The result will be that either future pensioners will have to adjust to receiving a lower monthly pension compared to previous generations, or pension contributions must increase.

Or, which is the path that Swedish politicians have chosen, we will be forced to work later in life.

A couple of years ago, the Swedish Pension Agency commissioned the government with a proposal for so-called target ages. This is the age at which a certain age group must work to receive a pension corresponding to 70-80 percent of the last salary. In other words, it is an age that creeps up in line with life expectancy.

But what if even future retirees want to stop working before the target age? Skandia has tried to calculate this in a report where they took four occupational groups from three different generations and calculated the cost, which is significant. Skandia has assumed that people want 80 percent of final salary in pension.

For one person Born in the 1970s and who wants to retire three years before retirement age, this is about 19 percent lower pension than if you were working until retirement age. For a civil engineer, it is 20 percent lower.

In crowns, this means between SEK 6,200 and SEK 10,400 less in pension, per month.

If the same person is satisfied with retiring two years before their target age, the pension level will be 13 percent lower, or between 4,200 and 8,150 SEK per month.

Sums vary for the corresponding groups born in the eighties and nineties, respectively, but in percentage terms the reduction will be approximately the same.

The contrast becomes even greater when you study what happens to people of the same type if they choose to work two more years after the age of drawing. Skandia has assumed that the person works 75 percent in the first year and part-time the following year.

In these cases, the pension will be between 15% and 16% higher per month, compared to if they retired at the target age.

Mattias Munter, The Skandia pension economist and the author of the report believe, however, that it is not a given that everyone can work later in life.

– Working longer is always an alternative in theory, but in practice you don’t know what the job market is like then. Will I be able, strong, to continue working? He wonders.

Instead, according to Munter, people in their 30s and 40s should also save for their pension.

But there are other ways, for example, to reduce your expenses by repaying mortgages.

– A well-functioning personal economy includes repayments. But the prospects for future generations of retirees to be debt free are gone. They will have completely different housing costs compared to today’s retirees, Munter says.

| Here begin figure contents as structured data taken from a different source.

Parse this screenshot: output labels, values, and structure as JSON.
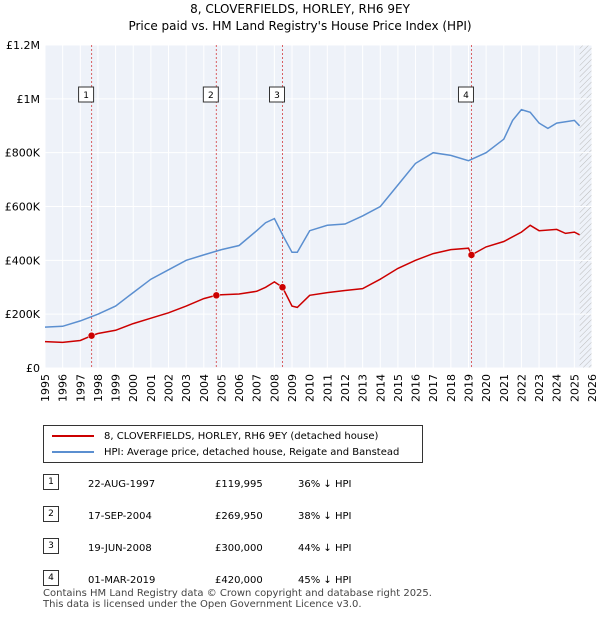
{
  "title": {
    "line1": "8, CLOVERFIELDS, HORLEY, RH6 9EY",
    "line2": "Price paid vs. HM Land Registry's House Price Index (HPI)"
  },
  "legend": {
    "items": [
      {
        "label": "8, CLOVERFIELDS, HORLEY, RH6 9EY (detached house)",
        "color": "#cc0000"
      },
      {
        "label": "HPI: Average price, detached house, Reigate and Banstead",
        "color": "#5b8fd0"
      }
    ]
  },
  "sales": [
    {
      "num": "1",
      "date": "22-AUG-1997",
      "price": "£119,995",
      "hpi": "36% ↓ HPI"
    },
    {
      "num": "2",
      "date": "17-SEP-2004",
      "price": "£269,950",
      "hpi": "38% ↓ HPI"
    },
    {
      "num": "3",
      "date": "19-JUN-2008",
      "price": "£300,000",
      "hpi": "44% ↓ HPI"
    },
    {
      "num": "4",
      "date": "01-MAR-2019",
      "price": "£420,000",
      "hpi": "45% ↓ HPI"
    }
  ],
  "footer": {
    "line1": "Contains HM Land Registry data © Crown copyright and database right 2025.",
    "line2": "This data is licensed under the Open Government Licence v3.0."
  },
  "chart_data": {
    "type": "line",
    "xlim": [
      1995,
      2026
    ],
    "ylim": [
      0,
      1200000
    ],
    "y_ticks": [
      0,
      200000,
      400000,
      600000,
      800000,
      1000000,
      1200000
    ],
    "y_tick_labels": [
      "£0",
      "£200K",
      "£400K",
      "£600K",
      "£800K",
      "£1M",
      "£1.2M"
    ],
    "x_ticks": [
      1995,
      1996,
      1997,
      1998,
      1999,
      2000,
      2001,
      2002,
      2003,
      2004,
      2005,
      2006,
      2007,
      2008,
      2009,
      2010,
      2011,
      2012,
      2013,
      2014,
      2015,
      2016,
      2017,
      2018,
      2019,
      2020,
      2021,
      2022,
      2023,
      2024,
      2025,
      2026
    ],
    "data_end": 2025.3,
    "series": [
      {
        "name": "8, CLOVERFIELDS, HORLEY, RH6 9EY (detached house)",
        "color": "#cc0000",
        "x": [
          1995,
          1996,
          1997,
          1997.64,
          1998,
          1999,
          2000,
          2001,
          2002,
          2003,
          2004,
          2004.71,
          2005,
          2006,
          2007,
          2007.5,
          2008,
          2008.46,
          2009,
          2009.3,
          2010,
          2011,
          2012,
          2013,
          2014,
          2015,
          2016,
          2017,
          2018,
          2019,
          2019.17,
          2020,
          2021,
          2022,
          2022.5,
          2023,
          2024,
          2024.5,
          2025,
          2025.3
        ],
        "y": [
          98000,
          95000,
          102000,
          119995,
          128000,
          140000,
          165000,
          185000,
          205000,
          230000,
          258000,
          269950,
          272000,
          275000,
          285000,
          300000,
          320000,
          300000,
          230000,
          225000,
          270000,
          280000,
          288000,
          295000,
          330000,
          370000,
          400000,
          425000,
          440000,
          445000,
          420000,
          450000,
          470000,
          505000,
          530000,
          510000,
          515000,
          500000,
          505000,
          495000
        ]
      },
      {
        "name": "HPI: Average price, detached house, Reigate and Banstead",
        "color": "#5b8fd0",
        "x": [
          1995,
          1996,
          1997,
          1998,
          1999,
          2000,
          2001,
          2002,
          2003,
          2004,
          2005,
          2006,
          2007,
          2007.5,
          2008,
          2008.5,
          2009,
          2009.3,
          2010,
          2011,
          2012,
          2013,
          2014,
          2015,
          2016,
          2017,
          2018,
          2019,
          2020,
          2021,
          2021.5,
          2022,
          2022.5,
          2023,
          2023.5,
          2024,
          2025,
          2025.3
        ],
        "y": [
          152000,
          155000,
          175000,
          200000,
          230000,
          280000,
          330000,
          365000,
          400000,
          420000,
          440000,
          455000,
          510000,
          540000,
          555000,
          490000,
          430000,
          430000,
          510000,
          530000,
          535000,
          565000,
          600000,
          680000,
          760000,
          800000,
          790000,
          770000,
          800000,
          850000,
          920000,
          960000,
          950000,
          910000,
          890000,
          910000,
          920000,
          900000
        ]
      }
    ],
    "sale_markers": [
      {
        "label": "1",
        "x": 1997.64,
        "y": 119995
      },
      {
        "label": "2",
        "x": 2004.71,
        "y": 269950
      },
      {
        "label": "3",
        "x": 2008.46,
        "y": 300000
      },
      {
        "label": "4",
        "x": 2019.17,
        "y": 420000
      }
    ]
  }
}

– To have a more fluid income and the transition between work and pension, I think we will need, he adds.

In the pension debate From time to time there has been a request to increase the provisions for the pension system, due to the longer life expectancy. It would be a way of ensuring that future pensions reach the expected levels of future retirees.

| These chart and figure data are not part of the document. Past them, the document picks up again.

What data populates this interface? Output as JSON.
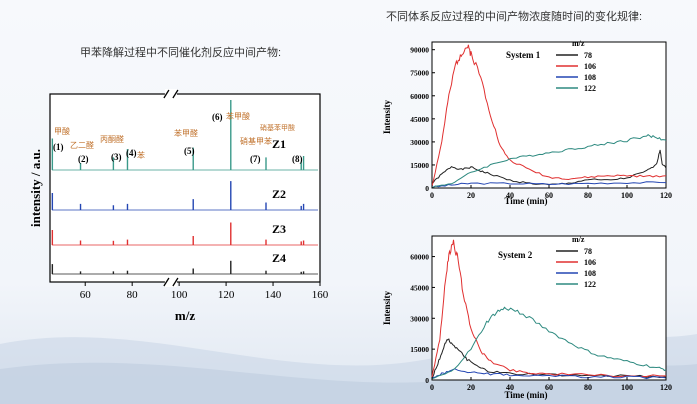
{
  "captions": {
    "left": "甲苯降解过程中不同催化剂反应中间产物:",
    "right": "不同体系反应过程的中间产物浓度随时间的变化规律:"
  },
  "chart_data": [
    {
      "type": "line",
      "title": "",
      "xlabel": "m/z",
      "ylabel": "intensity / a.u.",
      "xlim": [
        45,
        160
      ],
      "x_ticks": [
        60,
        80,
        100,
        120,
        140,
        160
      ],
      "x_break": [
        94,
        99
      ],
      "series": [
        {
          "name": "Z1",
          "color": "#3a9a8a",
          "peaks": [
            [
              46,
              0.45
            ],
            [
              58,
              0.1
            ],
            [
              72,
              0.18
            ],
            [
              78,
              0.3
            ],
            [
              106,
              0.32
            ],
            [
              122,
              1.0
            ],
            [
              137,
              0.18
            ],
            [
              152,
              0.12
            ],
            [
              153,
              0.2
            ]
          ]
        },
        {
          "name": "Z2",
          "color": "#2446b3",
          "peaks": [
            [
              46,
              0.5
            ],
            [
              58,
              0.18
            ],
            [
              72,
              0.14
            ],
            [
              78,
              0.18
            ],
            [
              106,
              0.32
            ],
            [
              122,
              0.85
            ],
            [
              137,
              0.22
            ],
            [
              152,
              0.12
            ],
            [
              153,
              0.18
            ]
          ]
        },
        {
          "name": "Z3",
          "color": "#e03030",
          "peaks": [
            [
              46,
              0.5
            ],
            [
              58,
              0.15
            ],
            [
              72,
              0.14
            ],
            [
              78,
              0.18
            ],
            [
              106,
              0.3
            ],
            [
              122,
              0.75
            ],
            [
              137,
              0.18
            ],
            [
              152,
              0.12
            ],
            [
              153,
              0.15
            ]
          ]
        },
        {
          "name": "Z4",
          "color": "#222222",
          "peaks": [
            [
              46,
              0.45
            ],
            [
              58,
              0.12
            ],
            [
              72,
              0.12
            ],
            [
              78,
              0.15
            ],
            [
              106,
              0.25
            ],
            [
              122,
              0.6
            ],
            [
              137,
              0.15
            ],
            [
              152,
              0.1
            ],
            [
              153,
              0.12
            ]
          ]
        }
      ],
      "annotations": [
        {
          "label": "(1)",
          "cn": "甲酸",
          "mz": 46
        },
        {
          "label": "(2)",
          "cn": "乙二醛",
          "mz": 58
        },
        {
          "label": "(3)",
          "cn": "丙酮醛",
          "mz": 72
        },
        {
          "label": "(4)",
          "cn": "苯",
          "mz": 78
        },
        {
          "label": "(5)",
          "cn": "苯甲醛",
          "mz": 106
        },
        {
          "label": "(6)",
          "cn": "苯甲酸",
          "mz": 122
        },
        {
          "label": "(7)",
          "cn": "硝基甲苯",
          "mz": 137
        },
        {
          "label": "(8)",
          "cn": "硝基苯甲酸",
          "mz": 153
        }
      ]
    },
    {
      "type": "line",
      "title": "System 1",
      "xlabel": "Time (min)",
      "ylabel": "Intensity",
      "xlim": [
        0,
        120
      ],
      "ylim": [
        0,
        95000
      ],
      "x_ticks": [
        0,
        20,
        40,
        60,
        80,
        100,
        120
      ],
      "y_ticks": [
        0,
        15000,
        30000,
        45000,
        60000,
        75000,
        90000
      ],
      "legend_title": "m/z",
      "series": [
        {
          "name": "78",
          "color": "#222222",
          "points": [
            [
              0,
              3000
            ],
            [
              5,
              9000
            ],
            [
              10,
              14000
            ],
            [
              15,
              12000
            ],
            [
              20,
              13500
            ],
            [
              25,
              11000
            ],
            [
              30,
              9000
            ],
            [
              40,
              5000
            ],
            [
              50,
              3000
            ],
            [
              60,
              2000
            ],
            [
              70,
              3000
            ],
            [
              80,
              5500
            ],
            [
              90,
              5000
            ],
            [
              100,
              6500
            ],
            [
              110,
              11000
            ],
            [
              115,
              15000
            ],
            [
              117,
              25000
            ],
            [
              118,
              16000
            ],
            [
              120,
              13000
            ]
          ]
        },
        {
          "name": "106",
          "color": "#e03030",
          "points": [
            [
              0,
              1000
            ],
            [
              5,
              30000
            ],
            [
              8,
              55000
            ],
            [
              12,
              80000
            ],
            [
              15,
              88000
            ],
            [
              18,
              92000
            ],
            [
              20,
              88000
            ],
            [
              25,
              72000
            ],
            [
              30,
              48000
            ],
            [
              35,
              27000
            ],
            [
              40,
              18000
            ],
            [
              50,
              12000
            ],
            [
              60,
              7000
            ],
            [
              70,
              6000
            ],
            [
              80,
              7000
            ],
            [
              90,
              8000
            ],
            [
              100,
              8000
            ],
            [
              110,
              7500
            ],
            [
              120,
              8000
            ]
          ]
        },
        {
          "name": "108",
          "color": "#2446b3",
          "points": [
            [
              0,
              500
            ],
            [
              10,
              2000
            ],
            [
              20,
              3000
            ],
            [
              40,
              3000
            ],
            [
              60,
              2500
            ],
            [
              80,
              3000
            ],
            [
              100,
              3500
            ],
            [
              120,
              3500
            ]
          ]
        },
        {
          "name": "122",
          "color": "#2e8a80",
          "points": [
            [
              0,
              500
            ],
            [
              10,
              3000
            ],
            [
              20,
              10000
            ],
            [
              30,
              15000
            ],
            [
              40,
              19000
            ],
            [
              50,
              21000
            ],
            [
              60,
              23000
            ],
            [
              70,
              25000
            ],
            [
              80,
              27000
            ],
            [
              90,
              29000
            ],
            [
              100,
              31000
            ],
            [
              110,
              34000
            ],
            [
              115,
              33000
            ],
            [
              120,
              31000
            ]
          ]
        }
      ]
    },
    {
      "type": "line",
      "title": "System 2",
      "xlabel": "Time (min)",
      "ylabel": "Intensity",
      "xlim": [
        0,
        120
      ],
      "ylim": [
        0,
        70000
      ],
      "x_ticks": [
        0,
        20,
        40,
        60,
        80,
        100,
        120
      ],
      "y_ticks": [
        0,
        15000,
        30000,
        45000,
        60000
      ],
      "legend_title": "m/z",
      "series": [
        {
          "name": "78",
          "color": "#222222",
          "points": [
            [
              0,
              1000
            ],
            [
              3,
              8000
            ],
            [
              6,
              16000
            ],
            [
              8,
              20000
            ],
            [
              10,
              18000
            ],
            [
              14,
              14000
            ],
            [
              18,
              10000
            ],
            [
              24,
              6000
            ],
            [
              30,
              4000
            ],
            [
              40,
              3000
            ],
            [
              60,
              2500
            ],
            [
              80,
              2000
            ],
            [
              100,
              2000
            ],
            [
              120,
              1500
            ]
          ]
        },
        {
          "name": "106",
          "color": "#e03030",
          "points": [
            [
              0,
              1000
            ],
            [
              4,
              20000
            ],
            [
              7,
              50000
            ],
            [
              9,
              62000
            ],
            [
              11,
              67000
            ],
            [
              13,
              60000
            ],
            [
              16,
              42000
            ],
            [
              20,
              25000
            ],
            [
              25,
              14000
            ],
            [
              30,
              9000
            ],
            [
              40,
              5000
            ],
            [
              50,
              3500
            ],
            [
              60,
              3000
            ],
            [
              80,
              2500
            ],
            [
              100,
              2000
            ],
            [
              120,
              2000
            ]
          ]
        },
        {
          "name": "108",
          "color": "#2446b3",
          "points": [
            [
              0,
              500
            ],
            [
              5,
              3000
            ],
            [
              10,
              5000
            ],
            [
              20,
              4000
            ],
            [
              30,
              3000
            ],
            [
              40,
              2500
            ],
            [
              60,
              2000
            ],
            [
              80,
              1500
            ],
            [
              100,
              1500
            ],
            [
              120,
              1000
            ]
          ]
        },
        {
          "name": "122",
          "color": "#2e8a80",
          "points": [
            [
              0,
              500
            ],
            [
              10,
              4000
            ],
            [
              20,
              15000
            ],
            [
              28,
              28000
            ],
            [
              33,
              33000
            ],
            [
              38,
              35000
            ],
            [
              45,
              33000
            ],
            [
              55,
              27000
            ],
            [
              65,
              21000
            ],
            [
              75,
              16000
            ],
            [
              85,
              12000
            ],
            [
              95,
              10000
            ],
            [
              105,
              8000
            ],
            [
              115,
              6000
            ],
            [
              120,
              5000
            ]
          ]
        }
      ]
    }
  ]
}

But Munter hesitates here too.

– There are several that are in it and it is possible, but how should it be financed? Where are we going to get the money from, he wonders.

The political line It is quite clear, however, we will work later in life.

Some have already been implemented: the age at which you can claim your general pension as a minimum has been raised from 61 to 62 and will rise to 63 in 2023.

The so-called load limit, the age at which the Employment Protection Act expires, was raised to 68 last year and will rise to 69 in 2023.

Note: DN has asked the Swedish Pension Agency to review Skandia’s calculations. The authority has found them reasonable.